Nearly one year after New York became the second state in the nation to pass a ban on grocery store plastic bags — the law is going into effect on Sunday.

In accordance with the budge bill passed last year, New York State retailers will be banned from doling out single-use plastic bags, starting on March 1. California and Hawaii already have their ban in place and now New York is one of eight states inching toward implementing the ban, as Gothamist reported.

 

York is one of eight states inching toward implementing the ban.
Image: National Conference of State Legislatures

 

Some New York municipalities will also charge a five-cent fee for people who want a plastic bag, though that fee will be waived for customers using food stamps to make their purchases. The five cents will be used as a tax, with two cents going to local governments, and three cents going to the state’s Environmental Protection Fund, as the New York Post reported.

The governor of New York, Andrew Cuomo, tweeted when the ban was first set to pass, “Plastic bags have blighted our environment and clogged our waterways. By banning them, we will protect our natural resources for future generations of New Yorkers,” as EcoWatch reported.

Now Cuomo is looking forward to seeing the bags gone.

“It’s no doubt that this is smart; you see these bags all over the place,” Cuomo, who added that the bags hang in trees like “bizarre Christmas ornaments,” said as WRVO Public Media reported. “I’ve been 30 miles out in the ocean and you see garbage floating and plastic bags floating. It’s terrible.”

The Department of Environmental Conservation (DEC) has recently increased its efforts in recent days to help New Yorkers understand the new rules. The department has run ads on social media and videos on its website and YouTube channel, according to WRVO Public Media. The DEC is also distributing 270,000 reusable bags to low and middle-income families to help them ease into the transition.

The plastic bag ban will apply to all retailers that collect sales tax, including grocery stores and bodegas. The DEC claims that currently more than 23 billion plastic bags are used each year and only for 12 minutes, according to the state Department of Environmental Conservation, as the New York Post reported.

There are exceptions to the ban.
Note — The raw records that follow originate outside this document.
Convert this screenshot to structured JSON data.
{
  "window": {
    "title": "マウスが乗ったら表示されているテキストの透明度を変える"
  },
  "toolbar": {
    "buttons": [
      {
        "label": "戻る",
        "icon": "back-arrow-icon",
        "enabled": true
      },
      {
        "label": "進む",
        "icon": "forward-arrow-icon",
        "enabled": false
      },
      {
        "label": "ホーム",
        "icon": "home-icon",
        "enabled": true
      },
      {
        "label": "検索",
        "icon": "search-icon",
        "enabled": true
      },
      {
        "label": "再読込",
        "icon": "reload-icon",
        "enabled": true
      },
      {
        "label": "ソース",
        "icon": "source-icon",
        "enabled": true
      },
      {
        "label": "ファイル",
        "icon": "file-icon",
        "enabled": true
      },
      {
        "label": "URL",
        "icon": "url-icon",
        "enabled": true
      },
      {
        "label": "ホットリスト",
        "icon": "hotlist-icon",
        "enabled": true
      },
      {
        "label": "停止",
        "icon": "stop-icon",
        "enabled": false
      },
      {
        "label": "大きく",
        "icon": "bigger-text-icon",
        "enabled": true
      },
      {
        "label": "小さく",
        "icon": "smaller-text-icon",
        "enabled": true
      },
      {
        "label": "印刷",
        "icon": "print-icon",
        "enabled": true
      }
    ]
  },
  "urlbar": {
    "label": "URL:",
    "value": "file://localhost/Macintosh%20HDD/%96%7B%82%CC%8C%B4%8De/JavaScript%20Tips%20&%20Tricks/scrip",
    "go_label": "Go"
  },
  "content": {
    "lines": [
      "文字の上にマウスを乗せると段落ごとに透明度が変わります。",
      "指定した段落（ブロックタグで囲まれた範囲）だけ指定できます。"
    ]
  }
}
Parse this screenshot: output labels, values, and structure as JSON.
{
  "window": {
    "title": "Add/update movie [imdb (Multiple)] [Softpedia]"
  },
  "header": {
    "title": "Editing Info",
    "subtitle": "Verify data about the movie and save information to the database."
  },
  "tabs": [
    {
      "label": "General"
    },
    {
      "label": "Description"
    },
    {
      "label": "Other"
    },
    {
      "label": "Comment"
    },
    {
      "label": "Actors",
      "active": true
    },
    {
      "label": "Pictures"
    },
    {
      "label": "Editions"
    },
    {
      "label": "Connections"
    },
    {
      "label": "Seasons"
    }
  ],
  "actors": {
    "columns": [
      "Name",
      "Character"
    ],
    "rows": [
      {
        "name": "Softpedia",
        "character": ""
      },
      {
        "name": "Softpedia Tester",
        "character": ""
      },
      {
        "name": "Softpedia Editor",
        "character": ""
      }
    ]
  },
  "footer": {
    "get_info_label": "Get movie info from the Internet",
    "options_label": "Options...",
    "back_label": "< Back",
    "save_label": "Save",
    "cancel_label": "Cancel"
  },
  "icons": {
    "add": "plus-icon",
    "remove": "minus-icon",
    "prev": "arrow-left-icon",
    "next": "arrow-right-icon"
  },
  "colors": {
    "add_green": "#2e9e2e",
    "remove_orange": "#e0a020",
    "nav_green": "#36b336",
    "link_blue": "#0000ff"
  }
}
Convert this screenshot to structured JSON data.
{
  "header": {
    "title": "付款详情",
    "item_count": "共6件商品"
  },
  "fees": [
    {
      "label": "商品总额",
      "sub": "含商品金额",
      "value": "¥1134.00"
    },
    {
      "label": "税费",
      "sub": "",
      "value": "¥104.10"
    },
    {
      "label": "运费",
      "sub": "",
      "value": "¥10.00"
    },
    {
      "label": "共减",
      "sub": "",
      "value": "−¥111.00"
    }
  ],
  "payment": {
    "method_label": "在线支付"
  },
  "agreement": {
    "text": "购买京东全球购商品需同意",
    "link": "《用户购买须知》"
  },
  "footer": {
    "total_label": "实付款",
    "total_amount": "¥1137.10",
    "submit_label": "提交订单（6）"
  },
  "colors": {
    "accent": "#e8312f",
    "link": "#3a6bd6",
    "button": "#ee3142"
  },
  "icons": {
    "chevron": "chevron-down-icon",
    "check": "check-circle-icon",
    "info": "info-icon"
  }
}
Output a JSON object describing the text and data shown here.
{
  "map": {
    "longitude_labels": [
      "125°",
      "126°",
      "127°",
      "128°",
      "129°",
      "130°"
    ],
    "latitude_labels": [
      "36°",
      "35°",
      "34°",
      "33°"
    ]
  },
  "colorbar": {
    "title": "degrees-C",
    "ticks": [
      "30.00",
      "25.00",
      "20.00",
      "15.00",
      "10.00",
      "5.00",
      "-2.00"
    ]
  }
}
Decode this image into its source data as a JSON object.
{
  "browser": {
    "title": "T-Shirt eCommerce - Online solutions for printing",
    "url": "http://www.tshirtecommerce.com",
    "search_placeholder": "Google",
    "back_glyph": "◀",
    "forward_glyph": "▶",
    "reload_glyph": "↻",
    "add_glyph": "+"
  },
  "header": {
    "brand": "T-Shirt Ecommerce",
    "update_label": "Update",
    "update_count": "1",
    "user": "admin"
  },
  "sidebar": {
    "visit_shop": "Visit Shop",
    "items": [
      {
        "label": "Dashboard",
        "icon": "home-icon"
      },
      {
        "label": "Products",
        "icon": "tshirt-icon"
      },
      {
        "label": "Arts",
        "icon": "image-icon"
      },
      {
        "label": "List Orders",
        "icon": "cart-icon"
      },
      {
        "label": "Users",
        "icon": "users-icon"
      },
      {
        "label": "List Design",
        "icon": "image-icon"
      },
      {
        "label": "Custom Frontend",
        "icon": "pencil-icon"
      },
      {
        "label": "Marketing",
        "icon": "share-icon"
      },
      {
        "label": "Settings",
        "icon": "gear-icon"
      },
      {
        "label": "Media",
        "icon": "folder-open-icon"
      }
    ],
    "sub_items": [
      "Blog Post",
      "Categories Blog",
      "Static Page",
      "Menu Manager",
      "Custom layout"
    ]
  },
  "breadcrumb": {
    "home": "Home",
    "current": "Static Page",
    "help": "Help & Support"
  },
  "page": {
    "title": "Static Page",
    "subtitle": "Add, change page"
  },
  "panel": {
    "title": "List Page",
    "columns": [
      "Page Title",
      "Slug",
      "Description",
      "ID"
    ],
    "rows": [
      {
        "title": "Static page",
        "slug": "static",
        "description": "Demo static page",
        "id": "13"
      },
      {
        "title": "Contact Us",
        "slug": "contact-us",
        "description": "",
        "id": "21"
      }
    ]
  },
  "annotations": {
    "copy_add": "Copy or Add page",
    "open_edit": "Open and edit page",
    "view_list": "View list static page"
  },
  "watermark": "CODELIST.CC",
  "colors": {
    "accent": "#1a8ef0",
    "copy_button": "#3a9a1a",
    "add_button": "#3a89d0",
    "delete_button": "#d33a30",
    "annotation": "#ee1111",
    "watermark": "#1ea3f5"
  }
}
According to Gothamist, plastic bags can still be used for:

  • Uncooked animal products or other non-prepackaged food
  • Flowers, plants, or other items that require plastic to avoid contamination, prevent damage, or for health purposes
  • Bulk packaging of fruits, vegetables, grains, candy, hardware products like nuts, bolts, and screws, live insects like crickets, fish, crustaceans, mollusks, or other items that require a waterproof bag
  • Sliced food or food prepared to order
  • Newspapers for subscribers
  • Prepackaged plastic bags sold in bulk, such as garbage bags, sandwich bags, or bags used for pet poop pick-up
  • Dry-cleaner or laundry service clothing bags
  • Pharmacy bags for prescription drugs

While the law goes into effect on Sunday, the DEC will actually not enforce it for a few more months as stores and customers adapt to their plastic bag-free shopping. Once it does enforce the law, retailers violating the ban will first receive a warning, followed by a $250 fine, leading to a $500 fine for subsequent violations in the same calendar year, as Gothamist reported.

Environmental advocates are pleased with the ban, but worry about a loophole that allows for thicker types of plastic bags. While they are not yet commercially made, environmental advocates worry the plastic bag industry will start to manufacture the thicker type of plastic bags.

“It was most unfortunate,” Judith Enck, who runs Beyond Plastics at Bennington College and worked at the EPA under President Obama, said to WRVO Public Media. “Why even open the door to that?”